According to the Center for Disease Control, in 2014, 91.4 percent of abortions in the U.S. took place at or before 13 weeks. At a mere 12 weeks, according to the Cleveland Clinic’s website, the baby has developed 100 percent of its organs and all four limbs. If a picture was shown to every woman who wanted to get an abortion at week 12 of what her baby actually looks like, I bet she too would hopefully realize that a human life is growing inside of her and would rethink her decision to abort the baby. In fact, according to the Kaiser Family Foundation, the states of Wisconsin, Texas, Louisiana, and Kentucky all require an ultrasound of their fetus to be shown and described to the woman before being allowed to get an abortion. By doing this legislators are trying to dispel the age-old notion that the baby is just a bundle of cells before approaching viability at around 25 weeks and need not be considered a human life. This statement is not reflective of the actual stages of development inside the womb. At 24 weeks, which is right before viability in some states, the baby is responding to sounds, hiccupping, and opening its eyes. To any rational human being, at either 12 or 24 weeks, one could easily say that the fetus is a growing human being and not a bundle of parasitic cells that have yet to turn into life.

The Catholic Church, as well as many other Protestant denominations of Christianity, believe that all human life is sacred from conception to natural death, meaning that any attempt at prematurely ending a human life at any time goes against the values of Christianity. This includes every unborn baby, even those conceived out of incest, rape, and more recently ones that have been identified as having a disability before they are born. The Catechism of the Catholic Church article 2258 specifically outlines the sacredness of human life, stating, “Human life is sacred because from its beginning it involves the creative action of God and it remains forever in a special relationship with the Creator, who is its sole end. God alone is the Lord of life from its beginning until its end: no one can under any circumstance claim for himself the right directly to destroy an innocent human being.”

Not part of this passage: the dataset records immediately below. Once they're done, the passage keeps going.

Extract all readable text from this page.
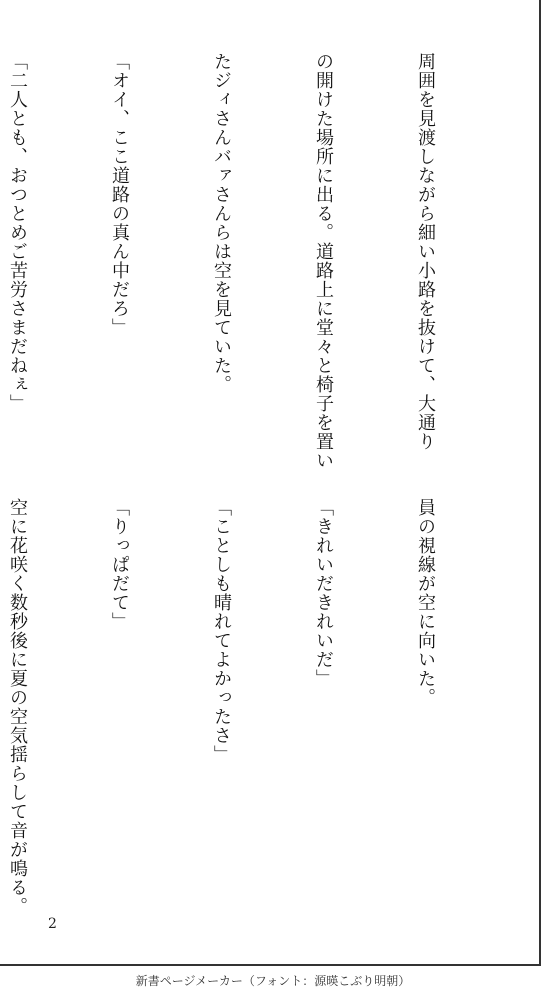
周囲を見渡しながら細い小路を抜けて、大通り

の開けた場所に出る。道路上に堂々と椅子を置い

たジィさんバァさんらは空を見ていた。

「オイ、ここ道路の真ん中だろ」

「二人とも、おつとめご苦労さまだねぇ」

員の視線が空に向いた。

「きれいだきれいだ」

「ことしも晴れてよかったさ」

「りっぱだて」

空に花咲く数秒後に夏の空気揺らして音が鳴る。

2
新書ページメーカー（フォント：源暎こぶり明朝）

At the end of the day, if someone in my family or a close friend of mine had an abortion, I would still love them regardless. They are a sinner, just like me. It is not my place but God’s to eternally judge other people based on their actions. God is a just God and will judge all justly. But it is my place and duty to voice my values, be an advocate for what I believe in, and act accordingly.

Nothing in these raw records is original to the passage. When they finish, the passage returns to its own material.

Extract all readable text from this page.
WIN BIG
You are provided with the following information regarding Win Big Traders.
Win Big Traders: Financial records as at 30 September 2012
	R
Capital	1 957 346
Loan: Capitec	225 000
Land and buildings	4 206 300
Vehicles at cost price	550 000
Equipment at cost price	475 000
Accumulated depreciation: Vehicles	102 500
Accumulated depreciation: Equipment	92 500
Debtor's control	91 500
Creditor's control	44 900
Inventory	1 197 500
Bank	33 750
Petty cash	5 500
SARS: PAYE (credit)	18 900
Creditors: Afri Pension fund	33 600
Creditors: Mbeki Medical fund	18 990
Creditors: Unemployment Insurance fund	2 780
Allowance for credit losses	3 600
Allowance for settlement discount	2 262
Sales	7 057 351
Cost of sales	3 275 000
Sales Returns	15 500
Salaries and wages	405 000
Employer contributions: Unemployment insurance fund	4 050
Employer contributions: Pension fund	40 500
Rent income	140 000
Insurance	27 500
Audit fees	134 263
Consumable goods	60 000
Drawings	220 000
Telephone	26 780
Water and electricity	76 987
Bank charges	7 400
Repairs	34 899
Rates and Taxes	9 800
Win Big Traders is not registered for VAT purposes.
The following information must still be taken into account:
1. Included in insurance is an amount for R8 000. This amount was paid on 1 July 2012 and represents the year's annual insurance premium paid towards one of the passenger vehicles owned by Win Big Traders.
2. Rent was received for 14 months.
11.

In the Gospel of Matthew, Jesus gives examples of individuals both helping and passing by those in need. After giving these examples he makes two very powerful statements. In Matthew 25: 40, 45-46, Jesus said, “Truly I tell you, whatever you did for one of the least of these brothers and sisters of mine, you did for me … Truly I tell you, whatever you did not do for one of the least of these, you did not do for me. Then they will go away to eternal punishment, but the righteous to eternal life.” If we as Christians fail to be an advocate for the most vulnerable and innocent of those on earth; lives that are thrown away everyday and rationalized to be the woman’s right to decide what to do with the baby because it’s “her body,” we fail the very thing God calls His people to do in the above passage, which is to help those in need.